Restricted deduction for Company 2 is 200 as this is the relevant deduction (200) capped at the level of the mismatch (also 200). As there is dual inclusion income of 100 we can allow 100 of the restricted deduction against the 100 dual inclusion income.
The restricted deduction carried forward to subsequent period becomes 100 and may be utilised against any future dual inclusion income.
| Relevant Deduction | Mismatch amount | Restricted Deduction | Dual inclusion income | Restricted deduction c/f |
|---|---|---|---|---|
| 200 | 200 | 200 | 100 | 100 |
Transactions year 2
- Nothing changes in year 2 in respect of Company 2
- The restricted deduction brought forward is 100
- The dual inclusion income remains at 100
- The relevant deduction remains at 200
- The mismatch amount also remains at 200.
The restricted deduction of 200 is utilised against the dual inclusion income of 100 so that the restricted deduction carried forward is again 100 and is added to the restricted deduction brought forward from previous payment period.

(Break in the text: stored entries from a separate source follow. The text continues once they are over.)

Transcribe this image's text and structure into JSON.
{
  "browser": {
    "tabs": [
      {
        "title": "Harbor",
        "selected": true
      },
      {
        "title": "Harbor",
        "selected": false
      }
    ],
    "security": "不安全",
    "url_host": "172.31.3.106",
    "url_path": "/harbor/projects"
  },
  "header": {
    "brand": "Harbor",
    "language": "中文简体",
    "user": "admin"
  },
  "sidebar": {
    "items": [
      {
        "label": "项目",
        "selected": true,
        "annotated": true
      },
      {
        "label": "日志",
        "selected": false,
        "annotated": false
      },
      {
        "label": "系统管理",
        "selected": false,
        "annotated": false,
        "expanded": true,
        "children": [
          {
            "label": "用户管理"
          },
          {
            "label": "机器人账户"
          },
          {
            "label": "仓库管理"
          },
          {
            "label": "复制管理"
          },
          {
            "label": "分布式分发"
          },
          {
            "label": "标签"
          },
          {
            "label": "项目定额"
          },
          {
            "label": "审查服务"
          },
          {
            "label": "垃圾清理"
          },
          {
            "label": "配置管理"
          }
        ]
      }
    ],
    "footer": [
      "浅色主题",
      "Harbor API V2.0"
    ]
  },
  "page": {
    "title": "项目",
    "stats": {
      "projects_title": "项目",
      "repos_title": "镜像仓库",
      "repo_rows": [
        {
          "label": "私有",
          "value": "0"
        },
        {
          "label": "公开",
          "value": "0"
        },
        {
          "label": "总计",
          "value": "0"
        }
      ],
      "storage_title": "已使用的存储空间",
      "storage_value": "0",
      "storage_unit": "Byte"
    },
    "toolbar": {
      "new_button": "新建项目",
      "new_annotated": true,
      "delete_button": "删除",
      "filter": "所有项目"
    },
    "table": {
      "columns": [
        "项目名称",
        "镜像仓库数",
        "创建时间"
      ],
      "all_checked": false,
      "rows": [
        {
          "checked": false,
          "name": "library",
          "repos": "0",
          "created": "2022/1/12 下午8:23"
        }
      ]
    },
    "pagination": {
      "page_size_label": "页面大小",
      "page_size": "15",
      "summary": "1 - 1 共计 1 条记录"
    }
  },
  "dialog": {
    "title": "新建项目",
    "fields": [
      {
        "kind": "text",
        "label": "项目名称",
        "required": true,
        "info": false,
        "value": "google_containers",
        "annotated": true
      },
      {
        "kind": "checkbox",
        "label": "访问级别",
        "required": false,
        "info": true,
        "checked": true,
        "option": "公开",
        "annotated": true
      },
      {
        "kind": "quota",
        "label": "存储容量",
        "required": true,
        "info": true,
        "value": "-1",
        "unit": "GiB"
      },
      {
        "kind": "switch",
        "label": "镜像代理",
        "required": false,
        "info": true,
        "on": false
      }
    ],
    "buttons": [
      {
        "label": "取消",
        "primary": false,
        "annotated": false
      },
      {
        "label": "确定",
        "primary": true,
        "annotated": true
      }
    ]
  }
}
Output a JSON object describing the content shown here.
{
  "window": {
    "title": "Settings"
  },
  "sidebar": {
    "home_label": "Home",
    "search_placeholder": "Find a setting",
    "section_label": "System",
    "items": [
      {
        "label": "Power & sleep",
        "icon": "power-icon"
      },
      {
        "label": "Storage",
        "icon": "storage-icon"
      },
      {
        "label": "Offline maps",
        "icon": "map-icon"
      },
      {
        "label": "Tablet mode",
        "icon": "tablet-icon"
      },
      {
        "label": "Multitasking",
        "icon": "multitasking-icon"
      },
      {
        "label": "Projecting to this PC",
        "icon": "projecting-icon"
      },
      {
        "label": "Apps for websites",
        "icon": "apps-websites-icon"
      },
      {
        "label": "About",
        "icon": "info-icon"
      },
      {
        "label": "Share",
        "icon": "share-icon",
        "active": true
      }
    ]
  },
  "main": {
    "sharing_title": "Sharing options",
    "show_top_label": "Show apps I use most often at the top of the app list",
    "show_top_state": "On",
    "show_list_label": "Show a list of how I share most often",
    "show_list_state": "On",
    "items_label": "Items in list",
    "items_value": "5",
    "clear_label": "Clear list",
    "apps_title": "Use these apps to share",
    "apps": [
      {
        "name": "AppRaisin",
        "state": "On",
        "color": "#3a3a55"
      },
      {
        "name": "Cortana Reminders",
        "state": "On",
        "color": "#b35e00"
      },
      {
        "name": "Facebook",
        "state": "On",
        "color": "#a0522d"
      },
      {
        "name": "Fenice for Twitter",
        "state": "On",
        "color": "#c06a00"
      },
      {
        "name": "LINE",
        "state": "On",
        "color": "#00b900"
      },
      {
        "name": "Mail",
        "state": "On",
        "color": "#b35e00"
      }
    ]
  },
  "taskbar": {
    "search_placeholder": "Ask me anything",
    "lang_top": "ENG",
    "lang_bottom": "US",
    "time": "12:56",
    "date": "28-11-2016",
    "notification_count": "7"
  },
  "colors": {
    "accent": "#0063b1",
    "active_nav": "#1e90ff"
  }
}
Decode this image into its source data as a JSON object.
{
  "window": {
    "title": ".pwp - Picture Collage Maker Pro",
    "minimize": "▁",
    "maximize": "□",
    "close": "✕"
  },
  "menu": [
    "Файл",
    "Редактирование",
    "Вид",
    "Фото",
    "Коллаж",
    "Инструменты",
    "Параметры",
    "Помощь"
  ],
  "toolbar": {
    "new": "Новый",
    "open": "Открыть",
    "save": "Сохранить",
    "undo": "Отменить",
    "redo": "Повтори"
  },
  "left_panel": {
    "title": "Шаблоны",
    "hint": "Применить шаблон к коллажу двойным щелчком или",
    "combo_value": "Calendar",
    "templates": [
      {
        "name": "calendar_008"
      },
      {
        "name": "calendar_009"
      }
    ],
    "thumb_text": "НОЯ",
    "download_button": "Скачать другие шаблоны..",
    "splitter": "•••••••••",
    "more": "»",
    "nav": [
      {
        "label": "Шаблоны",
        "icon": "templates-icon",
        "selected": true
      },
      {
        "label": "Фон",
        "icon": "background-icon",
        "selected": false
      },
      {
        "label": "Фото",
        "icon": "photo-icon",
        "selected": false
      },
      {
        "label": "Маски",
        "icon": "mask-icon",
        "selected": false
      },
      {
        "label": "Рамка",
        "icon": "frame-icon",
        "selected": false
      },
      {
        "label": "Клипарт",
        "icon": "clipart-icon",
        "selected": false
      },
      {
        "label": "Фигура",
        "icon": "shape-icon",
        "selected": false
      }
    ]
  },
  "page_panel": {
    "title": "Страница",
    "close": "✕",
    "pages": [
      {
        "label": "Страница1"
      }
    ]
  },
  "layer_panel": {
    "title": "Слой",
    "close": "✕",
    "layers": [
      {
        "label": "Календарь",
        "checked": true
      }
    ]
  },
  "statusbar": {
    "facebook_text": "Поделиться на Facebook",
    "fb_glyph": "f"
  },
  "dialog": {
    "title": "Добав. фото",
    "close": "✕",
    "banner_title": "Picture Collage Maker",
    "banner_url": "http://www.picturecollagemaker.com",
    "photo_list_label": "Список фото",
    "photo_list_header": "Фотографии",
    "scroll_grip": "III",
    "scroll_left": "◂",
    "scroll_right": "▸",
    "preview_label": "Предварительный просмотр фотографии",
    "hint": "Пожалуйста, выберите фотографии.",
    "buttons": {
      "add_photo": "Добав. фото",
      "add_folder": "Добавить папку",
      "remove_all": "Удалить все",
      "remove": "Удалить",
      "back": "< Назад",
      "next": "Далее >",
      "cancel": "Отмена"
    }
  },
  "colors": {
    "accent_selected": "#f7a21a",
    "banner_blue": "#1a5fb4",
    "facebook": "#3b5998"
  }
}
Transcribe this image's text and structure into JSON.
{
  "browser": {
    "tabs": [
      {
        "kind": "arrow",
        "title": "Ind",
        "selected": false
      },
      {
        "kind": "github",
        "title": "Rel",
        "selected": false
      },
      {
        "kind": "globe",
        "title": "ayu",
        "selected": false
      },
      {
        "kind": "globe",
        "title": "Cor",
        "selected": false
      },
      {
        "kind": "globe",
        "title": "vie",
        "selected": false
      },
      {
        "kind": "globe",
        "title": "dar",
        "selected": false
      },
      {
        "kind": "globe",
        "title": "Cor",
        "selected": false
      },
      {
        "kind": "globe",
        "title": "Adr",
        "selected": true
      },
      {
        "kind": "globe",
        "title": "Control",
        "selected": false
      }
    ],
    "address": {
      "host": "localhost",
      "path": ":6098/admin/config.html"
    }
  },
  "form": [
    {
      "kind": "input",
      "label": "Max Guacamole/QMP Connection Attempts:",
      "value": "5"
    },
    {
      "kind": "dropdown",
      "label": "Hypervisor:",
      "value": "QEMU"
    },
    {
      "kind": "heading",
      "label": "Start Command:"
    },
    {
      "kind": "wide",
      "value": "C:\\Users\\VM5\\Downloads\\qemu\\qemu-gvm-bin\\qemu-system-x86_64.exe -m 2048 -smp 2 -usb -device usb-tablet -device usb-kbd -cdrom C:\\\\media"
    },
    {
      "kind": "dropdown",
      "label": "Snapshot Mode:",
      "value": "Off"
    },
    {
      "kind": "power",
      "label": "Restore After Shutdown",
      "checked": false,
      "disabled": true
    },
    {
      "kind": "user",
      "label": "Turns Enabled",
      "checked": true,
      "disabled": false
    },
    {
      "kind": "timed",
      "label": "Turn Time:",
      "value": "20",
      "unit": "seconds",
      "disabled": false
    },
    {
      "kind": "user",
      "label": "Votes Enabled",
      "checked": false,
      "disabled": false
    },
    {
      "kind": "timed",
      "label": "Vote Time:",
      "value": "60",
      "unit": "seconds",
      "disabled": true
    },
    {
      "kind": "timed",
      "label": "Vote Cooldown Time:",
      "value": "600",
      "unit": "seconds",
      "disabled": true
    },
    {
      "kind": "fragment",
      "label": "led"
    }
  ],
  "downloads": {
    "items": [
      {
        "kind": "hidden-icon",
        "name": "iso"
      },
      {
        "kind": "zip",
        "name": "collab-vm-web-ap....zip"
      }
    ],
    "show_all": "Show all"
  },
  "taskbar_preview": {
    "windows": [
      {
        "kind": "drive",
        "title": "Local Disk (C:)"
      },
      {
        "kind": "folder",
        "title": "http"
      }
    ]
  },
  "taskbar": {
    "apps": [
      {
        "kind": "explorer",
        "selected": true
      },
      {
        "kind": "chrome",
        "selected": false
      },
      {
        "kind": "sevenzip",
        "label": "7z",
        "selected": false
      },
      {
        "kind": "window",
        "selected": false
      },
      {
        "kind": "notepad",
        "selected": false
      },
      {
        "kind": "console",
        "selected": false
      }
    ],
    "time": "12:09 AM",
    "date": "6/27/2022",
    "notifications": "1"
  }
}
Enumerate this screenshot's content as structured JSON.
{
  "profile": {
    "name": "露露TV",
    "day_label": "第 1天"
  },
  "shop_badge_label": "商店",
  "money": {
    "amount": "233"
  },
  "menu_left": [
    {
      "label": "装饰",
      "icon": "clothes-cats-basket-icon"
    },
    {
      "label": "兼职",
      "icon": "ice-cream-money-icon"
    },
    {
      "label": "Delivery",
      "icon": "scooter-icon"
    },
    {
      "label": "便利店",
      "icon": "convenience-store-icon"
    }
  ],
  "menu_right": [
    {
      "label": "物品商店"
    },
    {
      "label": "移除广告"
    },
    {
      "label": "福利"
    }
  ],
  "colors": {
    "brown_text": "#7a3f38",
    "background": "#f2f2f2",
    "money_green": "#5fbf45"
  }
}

The total restricted deduction carried forward becomes 200 and may be utilised against any future dual inclusion income.
| Relevant Deduction | Restricted deduction b/f | Mismatch amount | Restricted Deduction | Dual inclusion income | Restricted deduction c/f |
|---|---|---|---|---|---|
| 200 | 100 | 200 | 200 | 100 | 200 |
Transaction year 3
- Loan 1 has ceased so there is no longer a hybrid payer/non-inclusion mismatch
- 100 payable under Loan 2 continues to satisfy the definition of dual income for Company 2.
Company 2 can utilise 100 of the 200 restricted deduction brought forward against that dual inclusion income.
The remaining 100 would continue to be carried forward to subsequent periods of the hybrid payer and may be utilised against any future dual inclusion income.
| Relevant Deduction | Restricted deduction b/f | Mismatch amount | Restricted Deduction | Dual inclusion income | Restricted deduction c/f |
|---|---|---|---|---|---|
| Nil | 200 | Nil | Nil | 100 | 100 |
If Loan 2 ceases in Year 4, so that there is no future dual inclusion income, then the 100 restricted deduction brought forward will no longer be relievable. As the corresponding receipt to Loan 1 will remain non-included, this does not create a double taxation issue, and is line with the underlying principles of the rule.